Package Travel Directive, Article 5, 1.

1. There is no strict liability in the system for civil liability of organizers and retailers regarding the breach of contractual duties in connection to package travels. The non-performance has to be due to fraud or negligence of the person accused.
2. The criterion for civil joint and several liability of organizers and retailers that can be kept within an interpretation of the art. 11 of the law 21/1995 of transposition of the Directive, does not embrace the power to sanction that the Administration has.
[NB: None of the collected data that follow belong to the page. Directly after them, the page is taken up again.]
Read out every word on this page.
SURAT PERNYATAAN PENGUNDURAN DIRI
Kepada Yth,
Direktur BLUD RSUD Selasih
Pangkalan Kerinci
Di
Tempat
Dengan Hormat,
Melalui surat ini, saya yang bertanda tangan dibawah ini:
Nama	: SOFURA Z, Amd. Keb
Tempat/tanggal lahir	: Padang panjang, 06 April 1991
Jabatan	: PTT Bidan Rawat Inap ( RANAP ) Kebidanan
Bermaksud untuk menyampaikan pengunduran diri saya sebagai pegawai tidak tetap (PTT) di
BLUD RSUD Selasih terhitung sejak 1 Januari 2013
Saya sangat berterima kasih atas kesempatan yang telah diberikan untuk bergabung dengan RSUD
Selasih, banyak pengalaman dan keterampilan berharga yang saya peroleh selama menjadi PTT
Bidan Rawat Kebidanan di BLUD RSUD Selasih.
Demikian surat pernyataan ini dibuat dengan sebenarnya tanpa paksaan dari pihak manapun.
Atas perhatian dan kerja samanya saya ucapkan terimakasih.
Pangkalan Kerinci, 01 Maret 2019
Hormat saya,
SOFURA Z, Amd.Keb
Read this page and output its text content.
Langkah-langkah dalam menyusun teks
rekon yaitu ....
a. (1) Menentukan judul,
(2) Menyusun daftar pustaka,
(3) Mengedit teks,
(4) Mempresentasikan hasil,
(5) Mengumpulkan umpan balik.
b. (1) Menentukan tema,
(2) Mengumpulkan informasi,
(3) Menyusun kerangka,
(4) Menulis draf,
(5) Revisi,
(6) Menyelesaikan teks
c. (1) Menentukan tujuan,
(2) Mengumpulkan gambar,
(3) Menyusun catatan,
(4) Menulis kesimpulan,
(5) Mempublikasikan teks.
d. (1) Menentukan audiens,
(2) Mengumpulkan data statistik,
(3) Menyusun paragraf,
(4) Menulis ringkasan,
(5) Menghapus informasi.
This should saction only those who act with negligence or bad faith, and is a separate liability.
Due to the cancellation without reason of the flight between Madrid and Miami and its delay until the following day, the organizer, “Travelplan S.A.” was sentenced to pay 1.500 euros by the General Department for Tourism of the Community of Madrid on the grounds of breach of the contract and its clauses, in application of the art. 39.1 of the law 8/1995, of 28th March, on tourism in the Community of Madrid. “Travelplan S.A.” asked the Administrative Court for the invalidation of this resolution, which was granted by the court. The Community of Madrid made an appeal before the Supreme Court asking for the correct legal doctrine to be established in connection with art. 11 of the law 21/1995 on package travels, in the sense that the liability of the organizer agency can cause the intervention of the Administrative authority to sanction, if an administrative irregularity takes place, independently from the potential further actions of the consumer before the civil jurisdiction. The agency, “Travelplan S.A.” claimed that although the Administration can impose sanctions to the agencies if they breach an administrative rule, this administrative liability cannot be joint and several in the sense of art. 11.1 of the law 21/1995, that is only concerned with civil liability, which only the consumer can apply to.
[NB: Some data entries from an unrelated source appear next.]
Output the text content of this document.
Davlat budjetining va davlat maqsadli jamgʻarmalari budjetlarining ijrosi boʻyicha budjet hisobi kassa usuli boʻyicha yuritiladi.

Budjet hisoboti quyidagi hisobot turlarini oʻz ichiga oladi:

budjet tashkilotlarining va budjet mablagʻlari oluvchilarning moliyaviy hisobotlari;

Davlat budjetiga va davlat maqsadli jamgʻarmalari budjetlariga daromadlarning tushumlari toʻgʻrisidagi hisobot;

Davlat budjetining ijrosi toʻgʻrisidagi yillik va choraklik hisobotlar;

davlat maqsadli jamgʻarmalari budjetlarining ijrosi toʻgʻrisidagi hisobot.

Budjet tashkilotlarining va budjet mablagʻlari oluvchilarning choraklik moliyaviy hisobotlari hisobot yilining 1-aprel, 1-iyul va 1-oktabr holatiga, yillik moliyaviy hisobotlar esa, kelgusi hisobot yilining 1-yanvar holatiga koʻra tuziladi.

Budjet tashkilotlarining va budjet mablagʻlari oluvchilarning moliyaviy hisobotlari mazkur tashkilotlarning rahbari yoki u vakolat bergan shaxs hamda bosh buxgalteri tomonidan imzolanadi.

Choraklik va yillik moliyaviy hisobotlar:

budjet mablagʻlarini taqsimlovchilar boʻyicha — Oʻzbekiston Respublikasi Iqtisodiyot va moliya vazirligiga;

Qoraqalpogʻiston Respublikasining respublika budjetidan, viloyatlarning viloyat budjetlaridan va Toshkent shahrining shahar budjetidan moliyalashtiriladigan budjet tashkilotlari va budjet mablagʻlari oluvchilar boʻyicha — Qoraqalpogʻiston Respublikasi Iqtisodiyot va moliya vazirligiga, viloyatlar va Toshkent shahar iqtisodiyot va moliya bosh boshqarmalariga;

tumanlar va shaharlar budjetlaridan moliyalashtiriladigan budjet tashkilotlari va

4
The Supreme Court rejects the possibility that the administrative bodies sanctioned a travel organizer agency on the grounds of the delay of a flight, because the ius puniendi of the State is ruled by the principle of negligence of the offender, without it, it is not possible to accuse a person.

According to this judgment, the Additional Provision first of the law 21/1995 on combined trips establishes a punishing regime for the lack of compliance to the duties of organizers or retailers that have to respond to fraud or culpability of the subject accused “since there is no system of strict liability independent from the negligence at present, as it is clearly stated on the article 130 of the law 30/1992, of 26th November, on common administrative procedures”. Therefore the art. 11 of the law 21/1995 cannot be interpreted against those principles; this article does not establish a system of objective strict liability in the area of punishment, but refers to the civil liability of both, making possible that the consumer can claim damages against any of them without prejudice of the action of reimbursement of whoever pays against the real person who breach his duties. This is not opposed neither to art. 51 of the Constitution nor to the exposition of reasons of the aforementioned Law 21/1995, since the protection of the consumers which both declare is within the general limits that the code imposes to he administrative powers.

“This does not mean that the legal personality cannot be sanctioned for the non performance to their duties. The travel agencies as well as the transport companies or hotels, being individuals or legal entities, will be liable for the non performance of their duties, but their liability within the area for sanctions will be only if it is down to it the action that breaches the law”.